満天の星を見ながら、小さな自分の存在を感じた。
今さらだが・・・世界は、果てしなく広いのだな。
「・・・私は、ずっと王宮ばかりを調査していて、
『ソール王国』の教育機関までは調べていませんでした。
そうですよね、生まれつき身体能力が高ければ、
生まれ持った魔力も通常より高いのでしょうね。
幼い頃から、しっかり学ばせば
すべての国民の強さの水準を高くできるわけですね。
今、改めて、『ソール王国』の強さを知った気がします。

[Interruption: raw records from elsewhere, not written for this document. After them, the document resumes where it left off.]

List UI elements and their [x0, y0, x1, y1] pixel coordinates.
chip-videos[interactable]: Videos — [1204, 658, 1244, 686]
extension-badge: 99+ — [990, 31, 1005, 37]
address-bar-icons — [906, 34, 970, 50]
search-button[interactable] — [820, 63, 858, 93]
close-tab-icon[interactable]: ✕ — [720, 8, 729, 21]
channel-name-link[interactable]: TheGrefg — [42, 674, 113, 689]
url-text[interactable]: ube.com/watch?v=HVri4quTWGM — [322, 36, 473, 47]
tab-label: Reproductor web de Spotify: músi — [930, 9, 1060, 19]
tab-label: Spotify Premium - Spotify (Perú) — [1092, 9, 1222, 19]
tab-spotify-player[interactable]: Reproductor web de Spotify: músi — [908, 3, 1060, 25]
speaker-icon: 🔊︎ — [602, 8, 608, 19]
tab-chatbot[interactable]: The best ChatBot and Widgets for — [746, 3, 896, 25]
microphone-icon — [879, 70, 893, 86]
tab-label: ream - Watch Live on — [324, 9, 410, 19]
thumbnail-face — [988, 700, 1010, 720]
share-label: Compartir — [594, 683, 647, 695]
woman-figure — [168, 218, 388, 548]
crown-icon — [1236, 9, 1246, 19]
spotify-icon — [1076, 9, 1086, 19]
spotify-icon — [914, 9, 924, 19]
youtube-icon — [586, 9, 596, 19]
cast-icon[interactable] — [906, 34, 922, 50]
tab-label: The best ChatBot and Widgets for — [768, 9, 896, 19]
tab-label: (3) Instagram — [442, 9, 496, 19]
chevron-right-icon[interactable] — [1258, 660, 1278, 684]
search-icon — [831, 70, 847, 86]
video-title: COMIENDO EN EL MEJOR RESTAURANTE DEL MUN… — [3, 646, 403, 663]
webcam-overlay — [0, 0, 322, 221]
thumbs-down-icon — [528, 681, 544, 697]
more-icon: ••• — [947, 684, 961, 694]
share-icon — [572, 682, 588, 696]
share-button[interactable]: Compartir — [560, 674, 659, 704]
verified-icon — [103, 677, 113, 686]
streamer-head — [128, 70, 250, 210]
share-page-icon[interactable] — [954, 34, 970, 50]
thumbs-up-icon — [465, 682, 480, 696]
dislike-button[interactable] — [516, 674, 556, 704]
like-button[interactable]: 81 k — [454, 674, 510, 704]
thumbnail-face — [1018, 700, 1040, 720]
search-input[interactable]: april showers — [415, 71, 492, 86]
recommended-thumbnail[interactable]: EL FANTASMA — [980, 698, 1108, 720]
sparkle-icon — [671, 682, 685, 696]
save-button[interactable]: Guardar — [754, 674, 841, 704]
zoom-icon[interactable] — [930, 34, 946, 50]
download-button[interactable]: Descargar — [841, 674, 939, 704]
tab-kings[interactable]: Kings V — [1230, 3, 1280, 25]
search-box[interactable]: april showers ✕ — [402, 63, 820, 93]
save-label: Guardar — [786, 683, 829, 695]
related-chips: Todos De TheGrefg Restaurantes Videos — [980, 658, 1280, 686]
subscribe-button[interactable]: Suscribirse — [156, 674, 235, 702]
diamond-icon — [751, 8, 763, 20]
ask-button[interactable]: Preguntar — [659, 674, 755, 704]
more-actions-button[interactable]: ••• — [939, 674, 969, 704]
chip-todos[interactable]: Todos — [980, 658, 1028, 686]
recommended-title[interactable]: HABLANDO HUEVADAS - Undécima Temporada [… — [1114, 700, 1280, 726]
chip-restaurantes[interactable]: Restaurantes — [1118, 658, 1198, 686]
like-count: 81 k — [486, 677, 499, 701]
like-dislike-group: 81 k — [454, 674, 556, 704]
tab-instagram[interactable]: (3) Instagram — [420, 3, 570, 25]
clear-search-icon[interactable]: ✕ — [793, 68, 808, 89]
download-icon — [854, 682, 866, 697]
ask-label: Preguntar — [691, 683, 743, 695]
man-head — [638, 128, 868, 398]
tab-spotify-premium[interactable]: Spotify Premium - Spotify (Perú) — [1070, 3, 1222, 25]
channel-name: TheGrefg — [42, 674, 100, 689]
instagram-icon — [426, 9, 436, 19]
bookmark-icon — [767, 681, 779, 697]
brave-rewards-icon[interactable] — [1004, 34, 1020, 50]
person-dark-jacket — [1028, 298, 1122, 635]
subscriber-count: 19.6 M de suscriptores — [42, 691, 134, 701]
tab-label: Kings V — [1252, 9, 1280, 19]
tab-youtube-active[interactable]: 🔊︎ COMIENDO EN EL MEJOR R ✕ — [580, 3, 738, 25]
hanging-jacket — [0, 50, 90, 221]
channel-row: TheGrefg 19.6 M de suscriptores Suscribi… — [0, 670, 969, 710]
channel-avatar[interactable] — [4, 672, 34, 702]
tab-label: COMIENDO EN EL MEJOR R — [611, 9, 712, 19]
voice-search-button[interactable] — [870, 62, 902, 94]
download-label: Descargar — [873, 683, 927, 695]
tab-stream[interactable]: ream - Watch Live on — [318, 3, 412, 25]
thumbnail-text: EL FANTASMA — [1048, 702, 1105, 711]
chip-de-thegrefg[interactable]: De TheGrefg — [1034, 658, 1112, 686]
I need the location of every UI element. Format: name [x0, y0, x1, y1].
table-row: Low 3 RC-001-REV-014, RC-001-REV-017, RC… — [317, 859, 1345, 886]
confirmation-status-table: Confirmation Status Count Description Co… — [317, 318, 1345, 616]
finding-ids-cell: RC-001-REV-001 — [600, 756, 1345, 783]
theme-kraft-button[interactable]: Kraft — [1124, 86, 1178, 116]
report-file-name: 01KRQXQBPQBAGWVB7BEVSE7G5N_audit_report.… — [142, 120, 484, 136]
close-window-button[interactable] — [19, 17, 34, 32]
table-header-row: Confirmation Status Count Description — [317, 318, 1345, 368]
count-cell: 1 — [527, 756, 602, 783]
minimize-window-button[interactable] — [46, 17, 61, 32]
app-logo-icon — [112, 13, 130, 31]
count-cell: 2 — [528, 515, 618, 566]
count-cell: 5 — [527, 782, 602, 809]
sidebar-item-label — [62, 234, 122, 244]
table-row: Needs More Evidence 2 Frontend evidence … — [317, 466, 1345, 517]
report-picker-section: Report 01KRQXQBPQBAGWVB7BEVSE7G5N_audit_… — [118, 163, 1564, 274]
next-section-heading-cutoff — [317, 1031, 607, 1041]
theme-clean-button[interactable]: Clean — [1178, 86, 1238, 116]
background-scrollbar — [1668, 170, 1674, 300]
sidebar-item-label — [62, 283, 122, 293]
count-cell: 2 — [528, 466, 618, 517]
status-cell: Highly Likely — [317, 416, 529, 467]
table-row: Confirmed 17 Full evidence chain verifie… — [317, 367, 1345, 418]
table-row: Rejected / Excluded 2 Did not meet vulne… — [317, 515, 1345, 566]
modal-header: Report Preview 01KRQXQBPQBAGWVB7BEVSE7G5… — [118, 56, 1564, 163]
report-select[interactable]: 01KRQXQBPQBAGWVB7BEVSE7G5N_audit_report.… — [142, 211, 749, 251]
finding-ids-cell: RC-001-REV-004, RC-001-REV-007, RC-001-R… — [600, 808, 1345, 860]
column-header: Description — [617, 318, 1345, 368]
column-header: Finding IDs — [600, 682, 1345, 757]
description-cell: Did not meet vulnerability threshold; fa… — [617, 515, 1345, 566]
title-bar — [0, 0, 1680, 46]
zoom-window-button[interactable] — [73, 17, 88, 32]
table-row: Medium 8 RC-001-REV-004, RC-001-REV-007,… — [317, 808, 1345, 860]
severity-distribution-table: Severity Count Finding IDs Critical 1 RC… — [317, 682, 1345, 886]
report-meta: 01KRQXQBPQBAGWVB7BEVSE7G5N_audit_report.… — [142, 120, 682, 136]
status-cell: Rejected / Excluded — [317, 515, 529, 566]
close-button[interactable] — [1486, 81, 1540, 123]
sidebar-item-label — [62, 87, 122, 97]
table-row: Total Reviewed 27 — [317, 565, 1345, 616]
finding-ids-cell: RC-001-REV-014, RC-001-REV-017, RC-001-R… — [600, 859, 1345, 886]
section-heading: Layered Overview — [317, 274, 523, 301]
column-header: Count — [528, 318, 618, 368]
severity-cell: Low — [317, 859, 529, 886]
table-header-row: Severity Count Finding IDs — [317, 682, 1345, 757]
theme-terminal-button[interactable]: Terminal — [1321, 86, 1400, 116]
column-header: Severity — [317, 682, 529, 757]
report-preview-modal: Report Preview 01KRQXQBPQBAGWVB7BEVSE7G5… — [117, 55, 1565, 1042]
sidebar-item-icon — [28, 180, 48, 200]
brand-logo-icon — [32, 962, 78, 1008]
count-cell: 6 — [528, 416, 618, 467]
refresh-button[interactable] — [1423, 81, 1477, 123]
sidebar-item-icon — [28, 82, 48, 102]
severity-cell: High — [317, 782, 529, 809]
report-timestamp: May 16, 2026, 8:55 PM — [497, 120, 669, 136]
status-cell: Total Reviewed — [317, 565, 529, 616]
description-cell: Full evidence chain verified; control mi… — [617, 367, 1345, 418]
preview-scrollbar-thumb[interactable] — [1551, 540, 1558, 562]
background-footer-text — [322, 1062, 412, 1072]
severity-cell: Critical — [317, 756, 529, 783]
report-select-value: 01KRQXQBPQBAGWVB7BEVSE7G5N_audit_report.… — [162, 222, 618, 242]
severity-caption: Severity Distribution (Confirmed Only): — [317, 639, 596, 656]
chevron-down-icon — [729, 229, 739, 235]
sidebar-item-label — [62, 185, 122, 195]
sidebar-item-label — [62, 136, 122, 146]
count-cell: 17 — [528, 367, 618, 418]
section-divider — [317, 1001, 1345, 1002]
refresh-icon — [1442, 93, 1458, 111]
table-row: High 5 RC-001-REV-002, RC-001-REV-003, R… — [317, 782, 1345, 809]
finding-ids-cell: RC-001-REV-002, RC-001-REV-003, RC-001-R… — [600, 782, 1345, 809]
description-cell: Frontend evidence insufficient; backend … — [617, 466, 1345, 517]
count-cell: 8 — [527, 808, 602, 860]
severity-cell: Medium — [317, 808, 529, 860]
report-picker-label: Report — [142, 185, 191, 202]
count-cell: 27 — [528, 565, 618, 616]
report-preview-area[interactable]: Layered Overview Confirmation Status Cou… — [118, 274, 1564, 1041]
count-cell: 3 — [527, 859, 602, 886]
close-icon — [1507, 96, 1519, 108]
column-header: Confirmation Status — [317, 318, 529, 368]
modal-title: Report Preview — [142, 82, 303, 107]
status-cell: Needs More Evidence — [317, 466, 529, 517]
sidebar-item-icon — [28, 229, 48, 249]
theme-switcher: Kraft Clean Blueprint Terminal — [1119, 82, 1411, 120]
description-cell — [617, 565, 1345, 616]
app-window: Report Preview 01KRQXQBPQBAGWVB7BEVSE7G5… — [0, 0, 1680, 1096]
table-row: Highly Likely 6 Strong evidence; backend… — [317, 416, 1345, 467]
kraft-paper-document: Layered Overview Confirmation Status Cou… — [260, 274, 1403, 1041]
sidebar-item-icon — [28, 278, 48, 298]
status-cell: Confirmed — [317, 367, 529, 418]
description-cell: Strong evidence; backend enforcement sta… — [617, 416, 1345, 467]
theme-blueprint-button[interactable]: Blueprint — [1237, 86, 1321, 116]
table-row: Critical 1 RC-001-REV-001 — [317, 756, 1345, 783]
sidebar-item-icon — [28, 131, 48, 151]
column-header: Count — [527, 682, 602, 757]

」
木下が、新しい発見をしたようで、
すこし興奮ぎみに、そう話してくれた。
なるほど、そういう解釈になるな。
・・・だからこそ、魔獣が出没する城外でも
騎士や剣士でもない一般人が住めるわけか。
オレは、城外で魔獣を倒した
民間警備隊の男を思い出していた。
「そうだな・・・
あー、魔法の名前は忘れてしまったが、
『スピードアップ』より上級の魔法は
すべてにおいて速くなる魔法というか、
動体視力と脳の処理速度までアップする効果があるって、
それを使える友人が言っていた気がする。」
友人の言葉を思い出すが、
その肝心な友人の顔が思い浮かばない・・・。
んー・・・志村だったかなぁ?
いや、志村とは、そんなマジメな話で
盛り上がったことがない気がするし・・・。
友人じゃなく、小野寺だったかな?
「そんな魔法が!
私も学校でいろいろ学んだ方ですが、
そんな多重の効果がある魔法は
極めて珍しい魔法だと聞いてます。」
「いや、まぁ、オレも苦手だから
話半分に聞き流してしまっていたが、
たしか、そう言っていたはずだ。
『スピードアップ』の授業でも
ちょっとだけ教わったはずだが、
ただただ自分の速度を上げても、
その速度を捉える『眼』と
その速度の情報を処理する『脳』の
速度があがっていないと、
『スピードアップ』以上の速さは制御できないんだとさ。」
何事も、結局は『制御』できるかどうかの問題だ。
ただただ速度を上げるだけなら誰でも簡単にできる。
しかし、その速度は、
『自分が制御できる範囲内の速度』ということになるから
使う者の限界を超えた速度は、扱えないことになる。
「理屈は分かりますが・・・
そんな多重効果の魔法・・・
相当な魔力とそれを制御する精神力がないと
扱えない魔法ですね。」
「あぁ、魔力の消費が激しいらしいな。
だいたい、そんな限界を越えた速度に
人の肉体がついていけるわけがないからな。
魔法を使えたとしても、一瞬しか使えないだろうな。」
そう言いながらも・・・
『ソール王国』出身者ならば、優れた身体能力によって
その限界を超えた速度に耐えうる体を
初めから持っているのかもしれない・・・と、
ふと思った。
こうして
オレは、また木下との会話によって、
新たな『常識』を教えてもらったのだった。